Specifically tasked with looking into how the European response to the pandemic and the lessons learned can contribute to future action in a variety of EU policy areas, the new committee this week held its constitutive meeting, and its members elected by acclamation the following committee leadership
The majority of the special committee’s work will focus on four pandemic-related areas: health; a coordinated response respecting democracy and fundamental rights; the societal and economic impact; and the EU and the world.
The first ordinary meeting of the special committee is planned for 11 May.

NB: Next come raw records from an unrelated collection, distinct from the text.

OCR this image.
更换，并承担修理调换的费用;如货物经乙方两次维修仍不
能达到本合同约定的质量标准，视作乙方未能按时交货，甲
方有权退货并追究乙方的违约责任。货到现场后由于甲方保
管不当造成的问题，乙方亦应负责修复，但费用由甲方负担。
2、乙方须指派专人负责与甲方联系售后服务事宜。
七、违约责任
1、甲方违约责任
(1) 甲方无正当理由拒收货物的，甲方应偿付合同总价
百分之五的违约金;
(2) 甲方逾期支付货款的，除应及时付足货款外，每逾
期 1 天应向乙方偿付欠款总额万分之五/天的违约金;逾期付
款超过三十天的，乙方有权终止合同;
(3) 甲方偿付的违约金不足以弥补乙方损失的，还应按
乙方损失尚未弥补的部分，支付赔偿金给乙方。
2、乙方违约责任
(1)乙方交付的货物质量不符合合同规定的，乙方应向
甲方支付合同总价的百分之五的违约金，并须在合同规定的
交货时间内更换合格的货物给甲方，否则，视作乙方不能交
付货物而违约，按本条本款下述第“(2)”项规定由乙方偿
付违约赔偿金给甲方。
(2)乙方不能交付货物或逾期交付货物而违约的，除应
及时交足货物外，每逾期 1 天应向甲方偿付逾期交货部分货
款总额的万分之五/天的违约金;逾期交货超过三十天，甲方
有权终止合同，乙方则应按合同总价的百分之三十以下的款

Following the election, COVI Chair Kathleen Van Brempt said: “Although this pandemic has not yet ended, Europe already finds itself in the next crisis. In the past fifteen years, the EU has weathered a financial crisis, a refugee crisis, a pandemic, and now a war. Through these crises, we saw the EU often lacked the necessary tools to act quickly. We saw member states only agreeing a European response when it was already too late, be it on the joint procurement of medical equipment, a common European migration policy, or the deepening of the Energy Union. This has brought us the European Union we know today: one that can react to crises, but lacks the political mandate to prepare for them.
"We need to fundamentally change this dynamic. This is exactly what Parliament’s COVI committee will try to achieve: building a Europe that is better prepared for future crises by drawing lessons from the pandemic. Because COVID-19 was also a crisis of rising inequality, of the economy, our democracy & fundamental rights, and of international governance, the COVI committee will consider the impact of the pandemic on all aspects of society.
"We will take stock of what we have learned over the past few years and be the driver of profound changes in Europe’s crisis management, to ensure at the next crisis that Europe’s future leaders are better equipped than we were."
The committee is set up for a 12-month term, running from the date of its constitutive meeting, and may be extended.